In the U.S., there are approximately 500,000 Surgical Site Infections (SSI) each year in patients following an in-patient surgery. Our institution set a goal of a 25% reduction in SSI following total abdominal hysterectomy (TAH). The objective of this study was to determine if implementation of a literature-based, multi-factorial intervention would reduce the rate of surgical site infections following TAH.METHODS:
Surgical Site Infections (SSI) were measured using Standard Infection Ratios (SIR). A Quality Committee was formed and an extensive literature review of current, evidence-based methods for SSI prevention was conducted.
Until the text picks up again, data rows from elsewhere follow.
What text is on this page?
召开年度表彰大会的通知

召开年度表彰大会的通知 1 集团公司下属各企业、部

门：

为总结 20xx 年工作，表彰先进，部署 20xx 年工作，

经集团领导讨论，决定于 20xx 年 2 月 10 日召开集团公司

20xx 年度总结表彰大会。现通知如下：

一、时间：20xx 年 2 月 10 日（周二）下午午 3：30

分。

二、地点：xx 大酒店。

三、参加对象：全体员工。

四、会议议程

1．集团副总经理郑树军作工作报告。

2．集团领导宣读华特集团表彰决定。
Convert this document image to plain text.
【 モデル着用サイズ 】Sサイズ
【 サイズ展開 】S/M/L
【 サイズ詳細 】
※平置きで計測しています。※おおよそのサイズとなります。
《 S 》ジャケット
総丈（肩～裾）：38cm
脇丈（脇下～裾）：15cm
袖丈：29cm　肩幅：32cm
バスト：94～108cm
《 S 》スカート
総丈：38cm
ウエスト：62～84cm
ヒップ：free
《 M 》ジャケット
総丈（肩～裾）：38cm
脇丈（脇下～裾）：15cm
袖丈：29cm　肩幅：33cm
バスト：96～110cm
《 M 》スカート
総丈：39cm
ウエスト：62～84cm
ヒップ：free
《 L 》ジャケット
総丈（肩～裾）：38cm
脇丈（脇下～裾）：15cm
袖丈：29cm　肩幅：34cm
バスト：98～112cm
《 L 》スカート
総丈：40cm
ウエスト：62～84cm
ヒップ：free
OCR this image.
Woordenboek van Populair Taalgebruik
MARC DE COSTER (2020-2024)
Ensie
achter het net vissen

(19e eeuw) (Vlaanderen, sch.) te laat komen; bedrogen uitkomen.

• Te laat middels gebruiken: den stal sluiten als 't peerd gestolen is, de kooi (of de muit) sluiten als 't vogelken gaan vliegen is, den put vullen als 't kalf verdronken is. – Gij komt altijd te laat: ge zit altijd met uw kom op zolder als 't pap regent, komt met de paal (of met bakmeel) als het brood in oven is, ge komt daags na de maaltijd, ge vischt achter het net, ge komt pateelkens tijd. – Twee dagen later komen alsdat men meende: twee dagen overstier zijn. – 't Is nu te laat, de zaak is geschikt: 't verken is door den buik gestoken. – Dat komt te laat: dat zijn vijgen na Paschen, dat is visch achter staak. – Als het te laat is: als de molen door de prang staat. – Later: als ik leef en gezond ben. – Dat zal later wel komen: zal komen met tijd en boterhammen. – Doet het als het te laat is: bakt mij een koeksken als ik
Based on the literature review, key components were extracted from the medical records of the 16 patients with reported SSI following TAH in the pre-intervention period. An intervention that addressed preoperative, perioperative, postoperative and patient factors was implemented. The post-intervention SIR was compared to the pre-intervention period.RESULTS:
In the pre-intervention period, January 2013 to June 2014, the overall SIR was 1.5. In the post-intervention period, SIR decreased to 0.44, 0.42, and 1.36 for the 3rd quarter 2014, 4th quarter 2014, and 1st quarter 2015, respectively. In the 2nd quarter of 2015, no SIR was given because the value was less than 1.0.CONCLUSION:
Our evidence-based, multi-factorial intervention contributed to the significant reduction of SSI following TAH and our goal of 25% reduction in SIR of the post-intervention period was met. Our institution will continue to identify opportunities for improvement and monitor the implementation of evidence-based methods aiming to decrease SSI after TAH.